Despite the fact that Congress reached a bipartisan deal on topline budget figures in early February, and passed yet another continuing resolution to keep the government funded through Friday while they worked out the details, we’re coming down to the wire once again. Congress simply seems to be incapable of overcoming its dysfunction.
Policy Riders and “Non-earmarks” threaten shutdown
The omnibus spending bill, which will roll all 12 appropriations bills into one — again — is one of the last pieces of legislation that the Congress needs to pass before the midterm elections in November. Consequently, everyone is trying to get their pet issues attached to it. Just for the record, appropriations committee staffers absolutely hate policy riders attached to their bills. (And we all know the professional staff does the real work in the committee).
New York Democratic Sen. Kirsten Gillibrand is upset that her language that would end the practice of paying sexual harassment settlements from the Federal treasury has been stripped. Her New York colleague, Sen. Majority Leader Chuck Schumer, is mad because President Trump (another New Yorker) has threatened to veto the bill if it includes the $900 million Schumer wants for a new highway tunnel under the Hudson River between Manhattan and New Jersey.
And no one is sure what’s going to come of the delicate balance between Trump’s desire to fund construction of a border wall between the U.S. and Mexico, and the long-term deal to protect the so-called “Dreamers,” those illegal aliens brought to the U.S. as children.
To show how convoluted the whole process is, Capitol Hill-centric newspaper The Hill reported Tuesday morning that three of the organizations funded by conservative billionaires Charles and David Koch were urging the president to accept the offer of $25 billion in border wall funding in exchange for a path to citizenship for the 1.8 million Dreamers.
National Security hangs in the balance
These details are supposedly being worked out behind closed doors.
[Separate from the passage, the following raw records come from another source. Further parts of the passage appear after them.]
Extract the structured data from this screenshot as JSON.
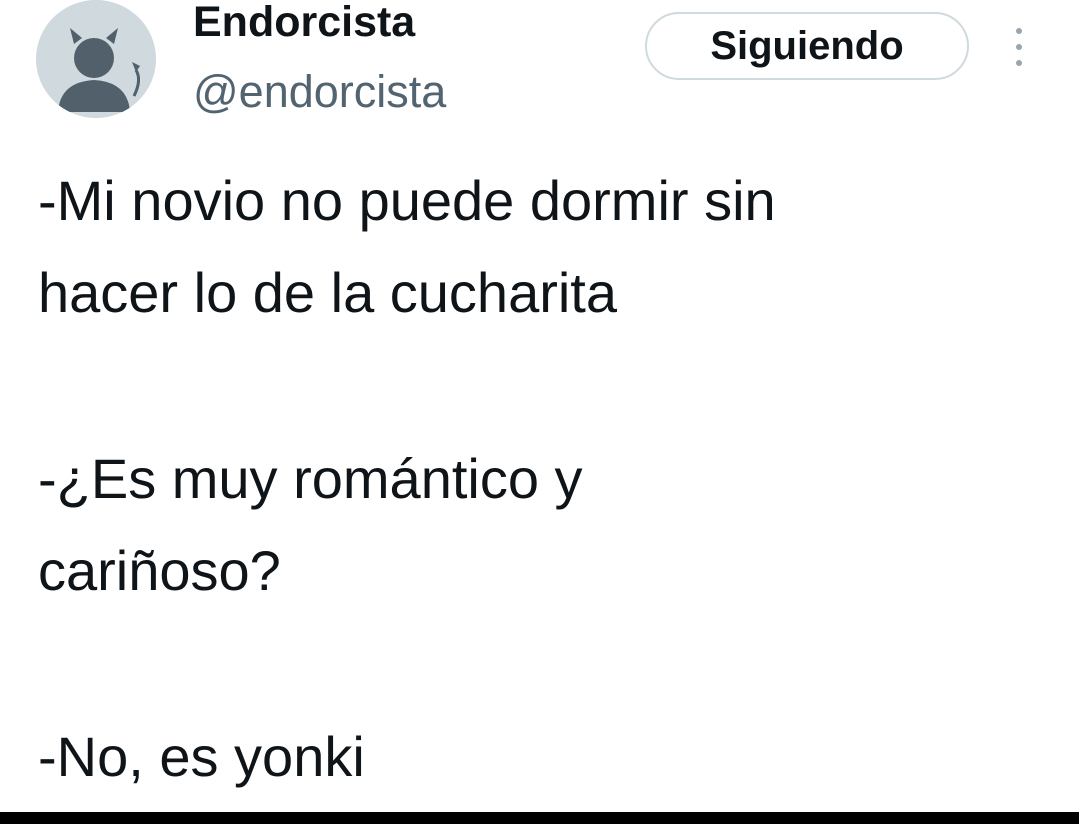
{
  "author": {
    "display_name": "Endorcista",
    "handle": "@endorcista",
    "avatar_icon": "devil-avatar-icon"
  },
  "follow_button": {
    "label": "Siguiendo"
  },
  "more_menu": {
    "icon": "vertical-ellipsis-icon"
  },
  "tweet": {
    "lines": [
      "-Mi novio no puede dormir sin",
      "hacer lo de la cucharita",
      "-¿Es muy romántico y",
      "cariñoso?",
      "-No, es yonki"
    ]
  },
  "colors": {
    "text": "#0f1419",
    "secondary": "#536471",
    "border": "#cfd9de",
    "avatar_bg": "#cfd9de"
  }
}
But time is running out. The House is supposed to leave town late Thursday for a two-week recess. They hope to pass the bill before then, but that gives the Senate only a day to pass it and avoid a shutdown. Under the Senate’s rules, since things are so accelerated, a single senator could stop the process from continuing, and we’d be right back into shutdown territory again.
The House Armed Services Committee sent a press release Monday with the headline “Omnibus set to Begin to Rebuild Our Military.” Yet here we are, as I write on Tuesday evening, and we’ve seen no omnibus bill. The White House says it won’t be real now until sometime Wednesday morning.
The entire Pentagon is in a holding pattern, waiting for this spending bill. The National Defense Authorization Act set high expectations, but the DOD needs an appropriation that matches the NDAA’s authorizations.
Forget about shutdowns of a day or even a week. Those are inconvenient to federal employees (and more inconvenient to some, though not all contractors), but Congress usually includes a make-up payment for the lost time. The real issue is the ability to begin programs crucial to reversing some of the effects of a decade and a half of war. It’s appropriate that Tuesday was the 15th anniversary of the invasion of Iraq. That war took a toll on readiness across all services—and that problem won’t fix itself.
One would think the occasion would be an opportunity for Congress to see the right path forward. The Service secretaries were on the Hill Tuesday to argue for their Fiscal Year 2019 requests. It’s time Congress passed their appropriation for FY 2018.